Amnesty International demande la mise en place de toute urgence d’un mécanisme international de surveillance des droits humains chargé de veiller au respect par les Israéliens et les Palestiniens de leurs obligations aux termes du droit international. La communauté internationale doit également s’engager à enquêter sur les responsables de crimes de guerre et d’autres crimes relevant du droit international et à les poursuivre en justice en exerçant la compétence universelle.

« Nous sommes bien conscients des difficultés qu’il y a pour les Nations unies ou une autre instance à mettre en place un mécanisme de surveillance indépendant, mais la communauté internationale se doit de redoubler d’efforts pour trouver une solution et contraindre les parties à respecter leurs obligations aux termes du droit international », a insisté Malcolm Smart.

Dans son rapport, Amnesty International ne perd pas de vue les préoccupations légitimes d’Israël en matière de sécurité ni l’obligation qu’a le gouvernement de protéger la population sur son territoire, mais elle précise que ceci ne saurait en aucun cas justifier des violations flagrantes du droit international telles que le fait de construire la plupart du mur/barrière de Cisjordanie sur des terres palestiniennes.

« Si le but était simplement d’empêcher des kamikazes palestiniens d’entrer en Israël, le mur aurait pu être construit le long de la Ligne verte qui sépare Israël et la Cisjordanie, a souligné Malcolm Smart.
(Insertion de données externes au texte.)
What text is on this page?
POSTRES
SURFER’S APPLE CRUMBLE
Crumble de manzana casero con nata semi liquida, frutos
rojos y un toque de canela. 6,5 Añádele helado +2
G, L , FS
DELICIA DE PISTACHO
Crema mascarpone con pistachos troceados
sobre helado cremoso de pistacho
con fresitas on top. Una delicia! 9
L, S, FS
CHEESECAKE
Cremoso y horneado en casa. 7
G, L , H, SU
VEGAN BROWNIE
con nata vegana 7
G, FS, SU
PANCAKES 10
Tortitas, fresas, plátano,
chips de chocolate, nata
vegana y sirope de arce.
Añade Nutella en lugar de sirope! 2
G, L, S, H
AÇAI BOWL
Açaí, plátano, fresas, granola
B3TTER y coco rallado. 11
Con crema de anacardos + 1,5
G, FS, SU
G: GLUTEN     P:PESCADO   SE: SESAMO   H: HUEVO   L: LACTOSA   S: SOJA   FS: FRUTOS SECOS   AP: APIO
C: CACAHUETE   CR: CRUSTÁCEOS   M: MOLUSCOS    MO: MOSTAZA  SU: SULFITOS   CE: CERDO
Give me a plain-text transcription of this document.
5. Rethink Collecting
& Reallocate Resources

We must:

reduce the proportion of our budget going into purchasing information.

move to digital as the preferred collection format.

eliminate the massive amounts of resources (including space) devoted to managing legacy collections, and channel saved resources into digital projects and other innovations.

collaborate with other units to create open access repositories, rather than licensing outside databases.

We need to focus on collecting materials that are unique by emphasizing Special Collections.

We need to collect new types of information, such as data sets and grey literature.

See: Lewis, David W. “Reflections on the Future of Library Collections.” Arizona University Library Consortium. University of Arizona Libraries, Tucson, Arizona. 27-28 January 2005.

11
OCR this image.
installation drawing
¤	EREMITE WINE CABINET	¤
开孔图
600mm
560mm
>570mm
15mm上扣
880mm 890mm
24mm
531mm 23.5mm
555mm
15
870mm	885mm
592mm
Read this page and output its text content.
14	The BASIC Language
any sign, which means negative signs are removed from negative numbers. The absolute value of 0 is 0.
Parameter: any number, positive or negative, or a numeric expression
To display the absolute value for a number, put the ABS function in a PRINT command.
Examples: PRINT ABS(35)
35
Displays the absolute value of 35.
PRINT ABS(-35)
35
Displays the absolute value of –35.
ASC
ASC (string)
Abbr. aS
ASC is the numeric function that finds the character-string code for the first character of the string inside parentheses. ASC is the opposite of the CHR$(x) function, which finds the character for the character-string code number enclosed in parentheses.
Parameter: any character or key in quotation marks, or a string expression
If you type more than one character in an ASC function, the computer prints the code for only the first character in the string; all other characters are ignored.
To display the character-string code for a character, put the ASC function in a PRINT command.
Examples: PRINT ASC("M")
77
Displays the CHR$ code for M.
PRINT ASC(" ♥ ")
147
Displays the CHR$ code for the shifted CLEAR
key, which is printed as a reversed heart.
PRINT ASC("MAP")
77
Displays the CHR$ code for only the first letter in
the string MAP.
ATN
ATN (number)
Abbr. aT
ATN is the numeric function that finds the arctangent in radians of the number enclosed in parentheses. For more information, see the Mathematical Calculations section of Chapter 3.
Au lieu de cela, la plus grande partie du mur/barrière est construite sur des terres palestiniennes, au mépris de la Cour internationale de justice, et sépare des villes et des villages de Cisjordanie. »

Le mur/barrière n’est pas le seul élément qui restreigne la liberté de mouvement des Palestiniens, il y a aussi 500 postes de contrôle et barrages ainsi qu’un réseau routier destiné aux colons israéliens et interdit aux Palestiniens. Le mur/barrière, ainsi que ce réseau routier et les barrages, profitent aux colonies israéliennes qui, bien qu’interdites, ne cessent de se développer et se retrouvent ainsi contiguës à Israël.

« Les restrictions sévères imposées par Israël ont provoqué l’effondrement presque total de l’économie palestinienne et exacerbent les conditions déjà difficiles dans lesquelles vivent et travaillent les Palestiniens, a ajouté Malcolm Smart. Le désespoir, la pauvreté et l’insécurité alimentaire sont aujourd’hui à des niveaux jamais encore atteints dans les territoires palestiniens occupés. »

« La plupart des Palestiniens sont désormais dépendants de l’aide qu’ils reçoivent et les familles réduisent la qualité et la quantité de nourriture qu’elles consomment et sont contraintes pour survivre de vendre des biens essentiels. »

Amnesty International demande aux autorités israéliennes :

• de lever les barrages et les restrictions contre les Palestiniens dans les TPO, parce que ces mesures constituent une punition collective, et de veiller à ce que les restrictions imposées en réaction à des menaces spécifiques à la sécurité ne touchent que les personnes concernées et non des quartiers entiers ;
• de mettre fin à la construction du mur/barrière à l’intérieur de la Cisjordanie et de détruire les sections qui y ont déjà été construites ;
• de mettre immédiatement un terme à la construction et à l’expansion dans les TPO des colonies israéliennes et des infrastructures qui y sont liées ; cette mesure constituerait une première étape avant le démantèlement des colonies et des « avant-postes » israéliens ;
• d’annuler tous les ordres de démolition d’habitations dans les TPO et d’octroyer des réparations aux Palestiniens dont le logement et les biens ont déjà été détruits.

Amnesty International renouvelle également son appel aux groupes armés palestiniens pour qu’ils mettent immédiatement fin aux attaques contre les civils, et à l’Autorité palestinienne pour qu’elle prenne de véritables mesures pour faire cesser et empêcher ces attaques et en déférer les responsables à la justice.